Все эти так называемые места скопления народа Мессия посещал с регулярностью участкового инспектора и время от времени пытался пророчествовать. В церкви, говорят, с ним долго беседовал отец Михаил, после чего вывел Мессию на паперть и отпустил, сказав: «Иди, сын мой, и не кощунствуй более». На следующее утро поп произнес проповедь о втором пришествии, каковое, несомненно, обставлено будет совершенно иначе, причем божественная сущность посланца проявится сразу, и настанет Судный день, когда… и так далее. Смысл проповеди мне впоследствии поведал сам Иешуа, обескураженный приемом и особенно — собственным провалом на митинге, устроенном «Памятью» против международного сионизма, погубившего, наконец-таки, Россию. Мессию побили, едва он сказал, что евреи — избранный народ, потому что именно им Господь дал Тору на горе Синай, а из Торы выросли и христианство, и ислам.

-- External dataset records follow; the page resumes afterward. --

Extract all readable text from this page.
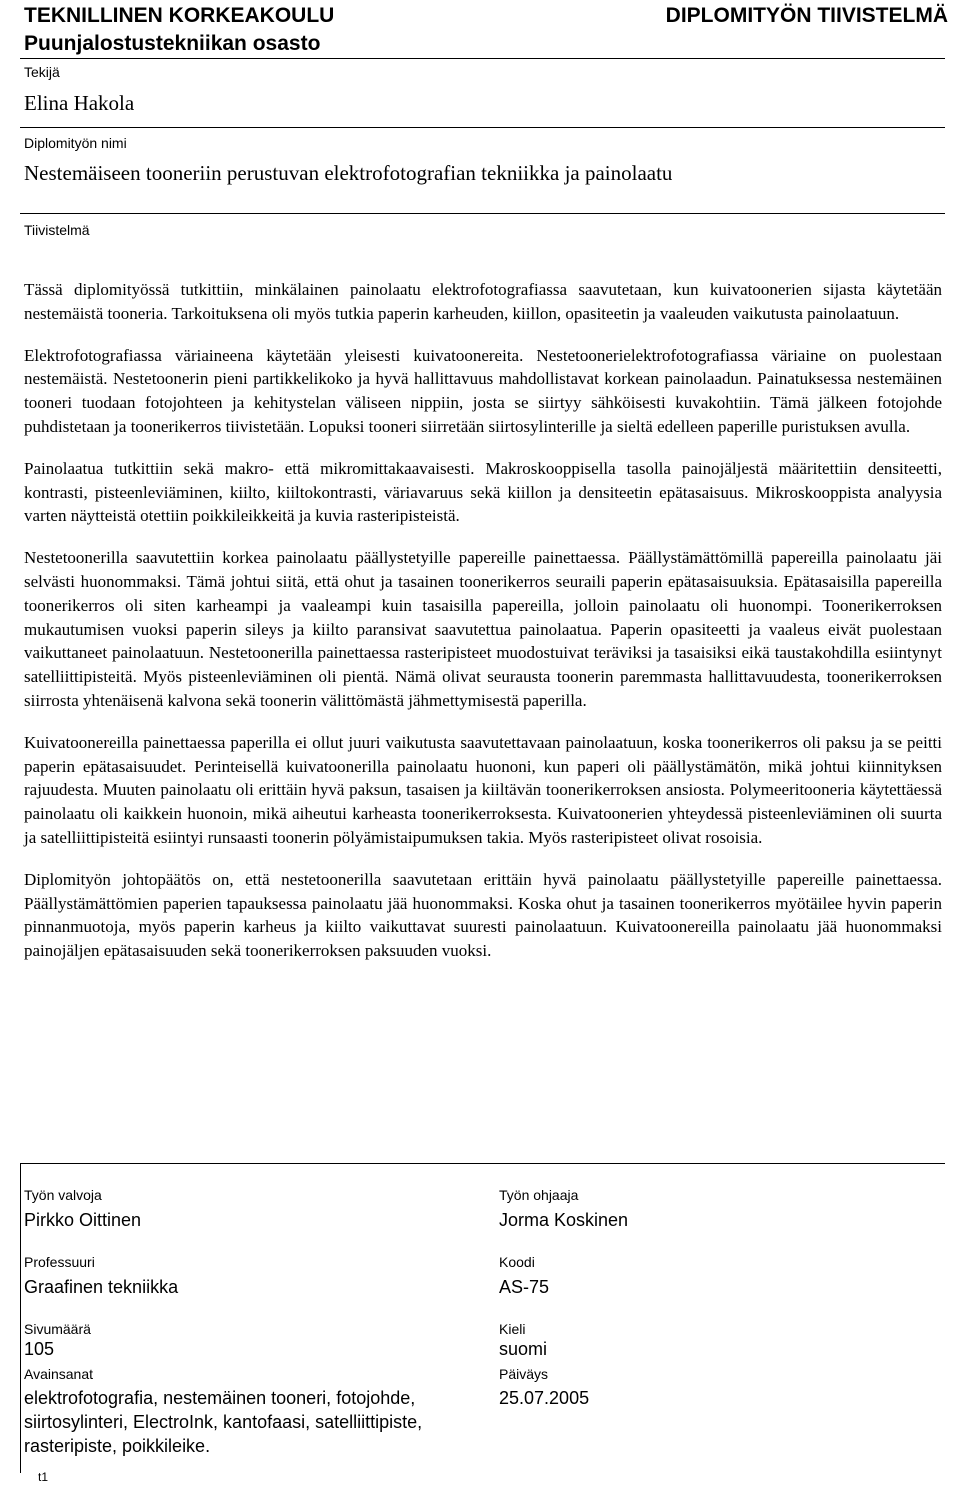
TEKNILLINEN KORKEAKOULU
Puunjalostustekniikan osasto
DIPLOMITYÖN TIIVISTELMÄ
Tekijä
Elina Hakola
Diplomityön nimi
Nestemäiseen tooneriin perustuvan elektrofotografian tekniikka ja painolaatu
Tiivistelmä

Tässä diplomityössä tutkittiin, minkälainen painolaatu elektrofotografiassa saavutetaan, kun kuivatoonerien sijasta käytetään nestemäistä tooneria. Tarkoituksena oli myös tutkia paperin karheuden, kiillon, opasiteetin ja vaaleuden vaikutusta painolaatuun.

Elektrofotografiassa väriaineena käytetään yleisesti kuivatoonereita. Nestetoonerielektrofotografiassa väriaine on puolestaan nestemäistä. Nestetoonerin pieni partikkelikoko ja hyvä hallittavuus mahdollistavat korkean painolaadun. Painatuksessa nestemäinen tooneri tuodaan fotojohteen ja kehitystelan väliseen nippiin, josta se siirtyy sähköisesti kuvakohtiin. Tämä jälkeen fotojohde puhdistetaan ja toonerikerros tiivistetään. Lopuksi tooneri siirretään siirtosylinterille ja sieltä edelleen paperille puristuksen avulla.

Painolaatua tutkittiin sekä makro- että mikromittakaavaisesti. Makroskooppisella tasolla painojäljestä määritettiin densiteetti, kontrasti, pisteenleviäminen, kiilto, kiiltokontrasti, väriavaruus sekä kiillon ja densiteetin epätasaisuus. Mikroskooppista analyysia varten näytteistä otettiin poikkileikkeitä ja kuvia rasteripisteistä.

Nestetoonerilla saavutettiin korkea painolaatu päällystetyille papereille painettaessa. Päällystämättömillä papereilla painolaatu jäi selvästi huonommaksi. Tämä johtui siitä, että ohut ja tasainen toonerikerros seuraili paperin epätasaisuuksia. Epätasaisilla papereilla toonerikerros oli siten karheampi ja vaaleampi kuin tasaisilla papereilla, jolloin painolaatu oli huonompi. Toonerikerroksen mukautumisen vuoksi paperin sileys ja kiilto paransivat saavutettua painolaatua. Paperin opasiteetti ja vaaleus eivät puolestaan vaikuttaneet painolaatuun. Nestetoonerilla painettaessa rasteripisteet muodostuivat teräviksi ja tasaisiksi eikä taustakohdilla esiintynyt satelliittipisteitä. Myös pisteenleviäminen oli pientä. Nämä olivat seurausta toonerin paremmasta hallittavuudesta, toonerikerroksen siirrosta yhtenäisenä kalvona sekä toonerin välittömästä jähmettymisestä paperilla.

Kuivatoonereilla painettaessa paperilla ei ollut juuri vaikutusta saavutettavaan painolaatuun, koska toonerikerros oli paksu ja se peitti paperin epätasaisuudet. Perinteisellä kuivatoonerilla painolaatu huononi, kun paperi oli päällystämätön, mikä johtui kiinnityksen rajuudesta. Muuten painolaatu oli erittäin hyvä paksun, tasaisen ja kiiltävän toonerikerroksen ansiosta. Polymeeritooneria käytettäessä painolaatu oli kaikkein huonoin, mikä aiheutui karheasta toonerikerroksesta. Kuivatoonerien yhteydessä pisteenleviäminen oli suurta ja satelliittipisteitä esiintyi runsaasti toonerin pölyämistaipumuksen takia. Myös rasteripisteet olivat rosoisia.

Diplomityön johtopäätös on, että nestetoonerilla saavutetaan erittäin hyvä painolaatu päällystetyille papereille painettaessa. Päällystämättömien paperien tapauksessa painolaatu jää huonommaksi. Koska ohut ja tasainen toonerikerros myötäilee hyvin paperin pinnanmuotoja, myös paperin karheus ja kiilto vaikuttavat suuresti painolaatuun. Kuivatoonereilla painolaatu jää huonommaksi painojäljen epätasaisuuden sekä toonerikerroksen paksuuden vuoksi.

Työn valvoja
Pirkko Oittinen
Professuuri
Graafinen tekniikka
Sivumäärä
105
Avainsanat
elektrofotografia, nestemäinen tooneri, fotojohde, siirtosylinteri, ElectroInk, kantofaasi, satelliittipiste, rasteripiste, poikkileike.
Työn ohjaaja
Jorma Koskinen
Koodi
AS-75
Kieli
suomi
Päiväys
25.07.2005
t1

Несколько дней, пока Иешуа занимался просветительской деятельностью (где он ел? где спал? как приводил в порядок бороду?) и не являлся мне во снах, я провел в привычном ритме — отчитался за командировку, получил продпаек, сходил с Линой на «Терминатора», отстоял несколько очередей и приобрел теплые ботинки (фабрики «Скороход») для себя и босоножки (без фирменного знака!) для Лины. В общем, мы были почти как молодожены (из-за этого «почти» мы и ссорились время от времени), и рассказы о похождениях странного оборванца нас не волновали: о сне своем я Лине, конечно, рассказал, и мы, обсудив его, решили, что это всего лишь искаженные воспоминания о прочитанной не так давно Библии.
Все изменилось на пятый день после моего возвращения. В булочную на углу не завезли хлеба. Не в первый раз. Я шел на работу — точнее, бежал к метро, с утра у нас в отделе был назначен семинар, который мы называли «Плач по планете Земля», футурологическое сборище непуганых пророков, не имевшее отношения к тематике института. Возле булочной стояла толпа — человек двести, в основном, бабули, но, судя по зычным выкрикам, встречались и отставные полковники. Я прошел было мимо, но в это время увидел Мессию, стоявшего на противоположной стороне улицы и что-то бормотавшего, глядя на толпу. Я не видел его четверо суток и обратил внимание на перемену: в бороде появились седые пряди, на балахоне — темные пятна, а под правым глазом нетрудно было разглядеть начавший уже розоветь синяк.
Иешуа поднял руку, и внутри булочной возник гул, будто несколько барабанщиков начали колотить в большие барабаны. Толпа отшатнулась, кто-то взвизгнул. Иешуа опустил руку, и барабанный бой смолк. Что-то крикнули в глубине, зазвенело стекло, посыпались осколки. Дверь не выдержала, и толпа начала продавливаться внутрь. Крикнули: «По одному батону в руки!» Сюда бы конную милицию, — подумал я.
Крик: «На всех хватит, не напирайте!» Но было поздно, я с ужасом представил себе, что творится сейчас в булочной. Иешуа поднял ладони к глазам и стоял так. Я подошел к нему и тронул за плечо. От Мессии исходил удивительный запах горячей земли и восточных пряностей.
— Я не хотел, — сказал он. — Ты знаешь.